Nach 36 Jahren aufgetaucht

Irres Rätsel um totgeglaubte Schwestern

Im Jahr 1981 verschwanden die Schwestern Anna und Kym Hakze aus Lethbridge im kanadischen Bundesstaat Alberta spurlos. Seither zählte das Verschwinden der damals 31- und 17-Jährigen zu den mysteriösesten Vermisstenfällen der vergangenen Jahrzehnte.

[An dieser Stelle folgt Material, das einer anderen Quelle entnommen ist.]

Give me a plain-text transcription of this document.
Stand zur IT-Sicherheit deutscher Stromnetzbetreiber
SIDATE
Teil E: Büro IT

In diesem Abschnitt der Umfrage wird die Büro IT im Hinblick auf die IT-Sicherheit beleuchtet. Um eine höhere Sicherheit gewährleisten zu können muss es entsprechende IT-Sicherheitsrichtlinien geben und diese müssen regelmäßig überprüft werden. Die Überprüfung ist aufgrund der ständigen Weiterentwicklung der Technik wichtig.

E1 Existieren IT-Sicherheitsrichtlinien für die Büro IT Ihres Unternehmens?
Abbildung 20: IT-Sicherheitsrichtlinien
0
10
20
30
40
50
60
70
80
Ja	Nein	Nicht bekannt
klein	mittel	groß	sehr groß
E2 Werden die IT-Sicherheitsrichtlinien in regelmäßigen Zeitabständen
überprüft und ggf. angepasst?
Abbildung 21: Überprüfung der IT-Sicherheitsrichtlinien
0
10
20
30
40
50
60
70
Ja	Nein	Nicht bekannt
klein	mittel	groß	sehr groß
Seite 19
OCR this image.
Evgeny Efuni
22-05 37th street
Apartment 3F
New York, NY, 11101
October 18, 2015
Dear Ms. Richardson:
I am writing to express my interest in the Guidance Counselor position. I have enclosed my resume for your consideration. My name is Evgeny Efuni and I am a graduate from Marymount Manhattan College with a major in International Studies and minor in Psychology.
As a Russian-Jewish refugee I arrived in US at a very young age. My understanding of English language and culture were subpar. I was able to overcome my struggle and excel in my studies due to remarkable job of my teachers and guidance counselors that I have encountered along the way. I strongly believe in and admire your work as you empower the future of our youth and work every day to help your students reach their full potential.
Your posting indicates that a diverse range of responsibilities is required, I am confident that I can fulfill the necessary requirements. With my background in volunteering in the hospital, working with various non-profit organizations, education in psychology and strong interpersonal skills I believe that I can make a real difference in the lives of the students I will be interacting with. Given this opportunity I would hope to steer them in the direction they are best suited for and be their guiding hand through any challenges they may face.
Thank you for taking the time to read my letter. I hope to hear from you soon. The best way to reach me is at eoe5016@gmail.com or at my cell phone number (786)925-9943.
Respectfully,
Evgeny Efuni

Die beiden Frauen waren von einem Tag auf den anderen wie vom Erdboden verschluckt. Eine Suche nach den Schwestern blieb ohne Erfolg, weshalb die Familie schon das Schlimmste befürchtete.

Mysterium

Wie die kanadische Lokalzeitung "Lethbridge Herald" nun berichtet, sollen Anna und Kym nun, 36 Jahre später, plötzlich wieder aufgetaucht sein. Die beiden gaben jedoch laut der Zeitung an, sie hätten nichts davon gewusst, dass sie als vermisst galten. Eine der Frauen habe sich schließlich aus den USA bei den kanadischen Behörden gemeldet, um zu erklären, dass sie noch am Leben seien.

Doch auch eine weitere, noch größere Frage gibt Rätsel auf: Die Mutter soll ihre Töchter erst 2003 als abgängig gemeldet haben, obwohl sie bereits seit 1981 verschwunden waren. Warum?